外で見るのと、内に入って見るのとでは大違い、と言いたい訳だが、「ローマ教皇庁」と「オンナを片手にドンチャン騒ぎ」する高僧を持ち出して、言い得て妙のたとえをしたつもりなのだろうか。「メッカに巡礼してみたら、そこはノーパンしゃぶしゃぶ状態だった、そんな感じ」と書いたらどうなるか。
どうも、文章に自信のある新聞記者さんは、ハンパに薀蓄を傾ける、余計なレトリックが多すぎるように思える。この本は「まえがき」の10ページにして、よせばいいのに変なヘディングをして、レッドカードで退場ものだ。バチカン(イタリア)を敵に回したら、勝ち目はないぞよ。
(でも、内部告発は面白いので、読んでみてね)
■つぶやき:『文体とパスの精度』では、日本のメディアがインタビューするときの、あきれるほどのワンパターンを批判している。どこのメディアも、1)苦労話、2)きっかけ、3)秘訣、の3つばかりを訊くんだとさ。簡単に先が読まれるパスは、インターセプトされまくりだ。「取材とパスの精度」という本もほしいなぁ。

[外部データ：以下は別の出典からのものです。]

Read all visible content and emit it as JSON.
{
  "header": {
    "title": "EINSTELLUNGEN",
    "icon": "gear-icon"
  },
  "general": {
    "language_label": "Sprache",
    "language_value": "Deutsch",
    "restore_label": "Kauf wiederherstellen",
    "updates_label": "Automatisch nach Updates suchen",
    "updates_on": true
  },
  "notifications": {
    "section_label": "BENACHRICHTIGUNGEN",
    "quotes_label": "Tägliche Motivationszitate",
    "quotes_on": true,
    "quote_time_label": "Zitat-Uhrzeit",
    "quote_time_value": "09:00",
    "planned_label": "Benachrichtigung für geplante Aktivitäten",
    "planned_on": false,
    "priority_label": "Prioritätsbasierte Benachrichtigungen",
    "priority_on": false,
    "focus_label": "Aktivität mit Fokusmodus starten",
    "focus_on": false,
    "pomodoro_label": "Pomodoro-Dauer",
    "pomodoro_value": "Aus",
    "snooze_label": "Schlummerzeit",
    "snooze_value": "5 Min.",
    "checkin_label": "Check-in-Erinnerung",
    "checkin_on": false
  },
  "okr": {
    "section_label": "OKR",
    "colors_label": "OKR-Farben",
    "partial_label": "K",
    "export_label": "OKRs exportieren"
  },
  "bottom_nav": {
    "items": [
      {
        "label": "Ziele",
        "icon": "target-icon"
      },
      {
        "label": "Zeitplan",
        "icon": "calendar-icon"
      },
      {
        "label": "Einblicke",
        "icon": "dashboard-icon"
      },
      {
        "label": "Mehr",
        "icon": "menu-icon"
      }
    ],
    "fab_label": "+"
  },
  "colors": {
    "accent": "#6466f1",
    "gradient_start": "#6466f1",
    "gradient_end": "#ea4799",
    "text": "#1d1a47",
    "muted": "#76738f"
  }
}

>メディアがインタビューするときの、あきれるほどのワンパターン
あと、「日本のファンに一言」が抜けてますよ(笑)。
あと、「日本のメディアと電通に一言」も訊いてほしいなぁ。
(おめえらの都合で、炎天下でやらせるんじゃねぇよ!!)
あとは「大局を無視した願望のみの報道」とか。
今年のワールドカップがそれがひどかったようで。
http://xtc.bz/index.php?ID=396
『意見が違うというだけで、企業が個人に5000万円を求めるなんて!
これは武富士と同じ手口の言論封殺の恫喝訴訟じゃないのか。オリコンは雑誌だってたくさん出しているのだから、烏賀陽の言うことが間違っているのなら「烏賀陽のいうことはウソです。なぜなら××」と反論すればいいのだ。それこそがまっとうな「言論」というものじゃないのか。意見の異なる者を高額訴訟で社会的に抹殺するなんてのは、民事司法の体裁をとった言論妨害じゃないのか。』
『訴訟の対象になったのは、「サイゾー」06年4月号51ページの「ジャニーズは超VIP待遇!?事務所とオリコンの蜜月関係」という1ページの記事に掲載された烏賀陽のわずか20行ほどのコメントです。』
朝日の内情を暴露した烏賀陽に対するいやがらせか。オリコンとジャニーズの裏に何があるか。